"Is that the man who came with you from London?" inquired Winter.

"Yes. He's—an American."

"Well, he may have been scared, and made a bee-line for the States. He is not anywhere in sight."

"O, please, Mr. Theydon, do let us go to the hotel," pleaded Evelyn. She was pale, and yielding to reaction after the excitement of the fracas.

Unwillingly, since he was certain now that there was absolutely no ground for the girl's alarm on her mother's account—at any rate, so far as illness was concerned—Theydon entered the cab, and Winter followed.

"The first thing to do," said the chief inspector, when they were en route, "is to assure this young lady, whom I take to be Miss Forbes, that she has probably been brought to Eastbourne by a lying telegram, and that her mother is quite well in health. Secondly, why should Wong Li Fu be described as the man wanted in the Innesmore Mansions inquiry; and, thirdly, how does Mr. Handyside come into the picture?"

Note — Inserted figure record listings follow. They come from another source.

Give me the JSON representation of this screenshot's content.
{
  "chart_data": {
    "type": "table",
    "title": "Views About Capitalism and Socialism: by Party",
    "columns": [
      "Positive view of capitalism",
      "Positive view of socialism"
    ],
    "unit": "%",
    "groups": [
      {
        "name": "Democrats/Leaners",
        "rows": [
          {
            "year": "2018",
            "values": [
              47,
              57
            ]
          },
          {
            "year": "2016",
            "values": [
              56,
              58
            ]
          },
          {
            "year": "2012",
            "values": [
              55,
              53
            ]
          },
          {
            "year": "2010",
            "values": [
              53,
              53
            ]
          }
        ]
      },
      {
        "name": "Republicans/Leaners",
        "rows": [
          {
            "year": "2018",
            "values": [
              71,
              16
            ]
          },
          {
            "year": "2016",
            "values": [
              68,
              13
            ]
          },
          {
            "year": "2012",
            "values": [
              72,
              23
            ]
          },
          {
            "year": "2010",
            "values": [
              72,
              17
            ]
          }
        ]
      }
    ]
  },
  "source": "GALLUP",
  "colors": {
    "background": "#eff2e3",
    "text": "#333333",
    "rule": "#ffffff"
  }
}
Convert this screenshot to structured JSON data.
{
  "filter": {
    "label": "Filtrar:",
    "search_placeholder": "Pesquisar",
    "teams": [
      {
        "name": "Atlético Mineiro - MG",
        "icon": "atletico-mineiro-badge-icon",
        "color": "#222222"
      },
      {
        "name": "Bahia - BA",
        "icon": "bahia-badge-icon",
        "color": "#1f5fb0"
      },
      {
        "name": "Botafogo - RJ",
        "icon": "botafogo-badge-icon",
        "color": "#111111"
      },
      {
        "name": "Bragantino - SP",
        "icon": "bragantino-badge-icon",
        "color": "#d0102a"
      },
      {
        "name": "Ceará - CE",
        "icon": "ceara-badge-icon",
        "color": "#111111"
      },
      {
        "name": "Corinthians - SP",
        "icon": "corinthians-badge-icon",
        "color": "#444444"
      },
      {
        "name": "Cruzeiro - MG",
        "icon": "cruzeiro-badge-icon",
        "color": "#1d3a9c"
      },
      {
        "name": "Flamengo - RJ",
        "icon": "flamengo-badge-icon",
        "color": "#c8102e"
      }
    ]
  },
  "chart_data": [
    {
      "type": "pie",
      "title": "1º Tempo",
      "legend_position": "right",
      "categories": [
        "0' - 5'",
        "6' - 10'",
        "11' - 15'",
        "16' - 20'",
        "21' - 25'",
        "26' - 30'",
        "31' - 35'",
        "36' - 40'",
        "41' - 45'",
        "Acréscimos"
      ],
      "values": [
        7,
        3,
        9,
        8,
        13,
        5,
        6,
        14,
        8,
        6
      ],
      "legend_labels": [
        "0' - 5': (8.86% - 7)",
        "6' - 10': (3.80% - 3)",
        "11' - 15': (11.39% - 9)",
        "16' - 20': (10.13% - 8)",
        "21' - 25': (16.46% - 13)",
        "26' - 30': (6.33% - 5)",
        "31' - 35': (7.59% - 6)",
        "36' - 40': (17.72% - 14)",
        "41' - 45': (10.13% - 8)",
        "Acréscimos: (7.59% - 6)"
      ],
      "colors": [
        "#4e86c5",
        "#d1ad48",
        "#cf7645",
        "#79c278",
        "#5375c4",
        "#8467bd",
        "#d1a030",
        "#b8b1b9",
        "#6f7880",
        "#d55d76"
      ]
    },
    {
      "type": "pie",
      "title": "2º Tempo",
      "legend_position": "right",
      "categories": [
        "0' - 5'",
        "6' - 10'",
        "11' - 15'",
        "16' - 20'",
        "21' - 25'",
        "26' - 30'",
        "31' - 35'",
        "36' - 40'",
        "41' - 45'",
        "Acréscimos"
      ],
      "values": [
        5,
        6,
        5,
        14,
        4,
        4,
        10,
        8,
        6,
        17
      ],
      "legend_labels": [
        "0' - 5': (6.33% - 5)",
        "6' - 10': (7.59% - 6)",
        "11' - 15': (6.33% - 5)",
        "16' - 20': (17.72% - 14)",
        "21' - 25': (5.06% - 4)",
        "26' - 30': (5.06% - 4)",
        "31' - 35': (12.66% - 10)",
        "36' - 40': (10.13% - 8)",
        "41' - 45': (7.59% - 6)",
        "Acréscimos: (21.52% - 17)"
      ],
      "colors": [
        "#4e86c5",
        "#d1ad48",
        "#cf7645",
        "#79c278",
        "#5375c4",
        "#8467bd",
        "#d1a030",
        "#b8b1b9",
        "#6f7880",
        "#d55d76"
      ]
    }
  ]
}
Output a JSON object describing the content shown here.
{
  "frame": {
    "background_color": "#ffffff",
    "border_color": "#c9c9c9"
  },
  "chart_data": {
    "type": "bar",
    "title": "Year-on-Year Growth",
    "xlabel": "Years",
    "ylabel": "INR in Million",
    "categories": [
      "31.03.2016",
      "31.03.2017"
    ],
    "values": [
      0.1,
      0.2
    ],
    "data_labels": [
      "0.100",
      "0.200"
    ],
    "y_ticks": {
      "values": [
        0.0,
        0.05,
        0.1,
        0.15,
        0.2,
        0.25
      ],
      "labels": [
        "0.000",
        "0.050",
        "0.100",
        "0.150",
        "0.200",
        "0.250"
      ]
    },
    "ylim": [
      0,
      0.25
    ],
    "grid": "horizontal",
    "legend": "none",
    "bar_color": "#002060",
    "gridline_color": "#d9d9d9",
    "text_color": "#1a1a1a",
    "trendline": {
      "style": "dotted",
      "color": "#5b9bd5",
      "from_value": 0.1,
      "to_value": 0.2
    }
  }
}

"I can't—talk—just yet," wheezed Theydon hoarsely. "In a few minutes—I'll—tell you everything."

Evelyn had not realized earlier that her self-appointed champion had been seriously hurt. She was deeply concerned, and wanted to take him straight to the nearest doctor.

But he smiled and essayed to calm her fears by whispering that he would soon be fully recovered. It was pleasant to know that he had succeeded in rescuing her from some indefinable though none the less deadly peril, yet the insistent question in his subconscious mind was not connected with Evelyn's escape, or the flight of her assailant, or the mysterious presence of the chief inspector, but with the vanishing of Mr. Handyside.

What had become of him? It was the maddest of fantasies to imagine that he could be bound up in some way with the Young Manchus. Yet why did he fail to turn up at the station?